THE TERM "PRODUCER" AS DEFINED IN THE ACT INCLUDES PARTNERSHIPS, CORPORATIONS, AND ASSOCIATIONS AND IT MAY BE ASSUMED THAT THE HARDING HARDWARE CO., OF CANON CITY, COLO., AS OWNER OF THE FARMS, IS AUTHORIZED TO MAKE AN APPLICATION FOR PAYMENT. HOWEVER, IF IN THE PRODUCTION OF THE CROP, THE TENANT FAILED TO COMPLY WITH THE PROVISIONS OF SECTION 301 OF THE ACT SETTING FORTH THE CONDITIONS UPON COMPLIANCE WITH WHICH THE PAYMENTS ARE AUTHORIZED, SUCH FAILURE TO COMPLY MUST BE IMPUTED TO THE LANDLORD, ALSO. WHILE IT IS ADMITTED THAT THE CROP WAS PRODUCED BY PRISON LABOR AND THE PRISONERS RECEIVED NO WAGES, YOU HAVE DETERMINED THAT THE PROVISIONS OF SECTION 301 (B) OF THE ACT, RELATIVE TO PAYMENT OF WAGES, ARE NOT FOR APPLICATION HERE BECAUSE THE PRISONERS WERE NOT ,EMPLOYED" WITHIN THE MEANING OF THAT TERM AS USED IN THE ACT. IN VIEW OF THE AUTHORITY VESTED IN YOU UNDER THE ACT, THIS OFFICE IS NOT REQUIRED TO QUESTION SUCH ADMINISTRATIVE DETERMINATION.

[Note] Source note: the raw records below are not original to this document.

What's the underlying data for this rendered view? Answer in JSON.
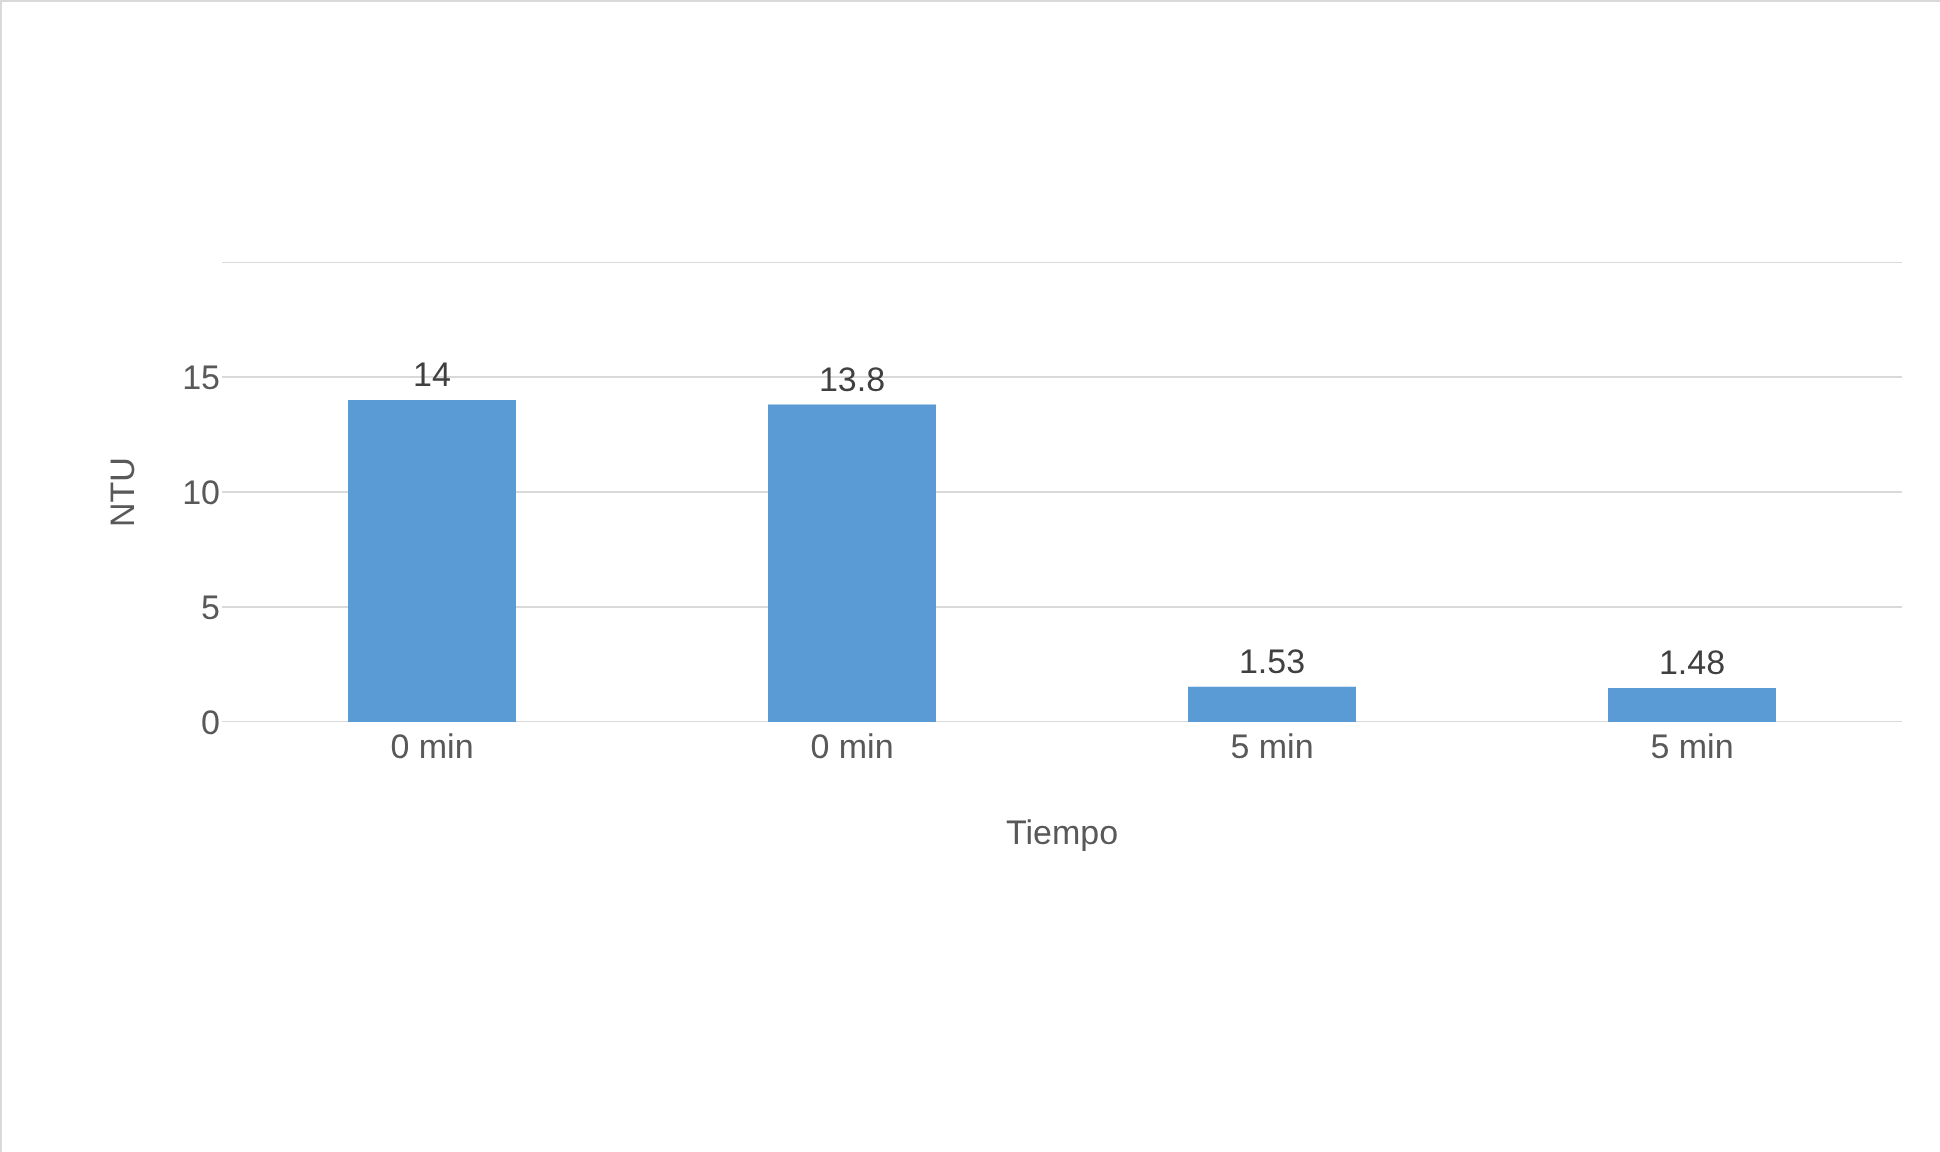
{
  "chart_data": {
    "type": "bar",
    "xlabel": "Tiempo",
    "ylabel": "NTU",
    "categories": [
      "0 min",
      "0 min",
      "5 min",
      "5 min"
    ],
    "values": [
      14,
      13.8,
      1.53,
      1.48
    ],
    "color": "#5b9bd5",
    "ylim": [
      0,
      20
    ],
    "yticks": [
      0,
      5,
      10,
      15,
      {
        "value": 20,
        "label": null
      }
    ],
    "grid": "y",
    "data_labels": true
  }
}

THE APPLICATION DESCRIBED IN YOUR LETTER WAS RETURNED TO THE ADMINISTRATIVE OFFICE AND THE RECORD HERE FAILS TO DISCLOSE THE FACTS CONSTITUTING THE BASIS FOR THE PAYMENT PROPOSED TO THE HARDING HARDWARE CO.; BUT IF IT HAS COMPLIED WITH THE REQUIREMENTS OF THE ACT AND HAS NOT VIOLATED ANY OF THE CONDITIONS UNDER WHICH PAYMENTS ARE AUTHORIZED, EITHER DIRECTLY OR THROUGH THE TENANT, THE MERE FACT THAT THE TENANT, BECAUSE NOT A PERSON, IS NOT ENTITLED TO PAYMENT DOES NOT PRECLUDE PAYMENT TO THE LANDLORD. IF THE FACTS JUSTIFY SUCH ACTION, THE APPLICATION MAY BE RETURNED TO THIS OFFICE FOR FURTHER CONSIDERATION.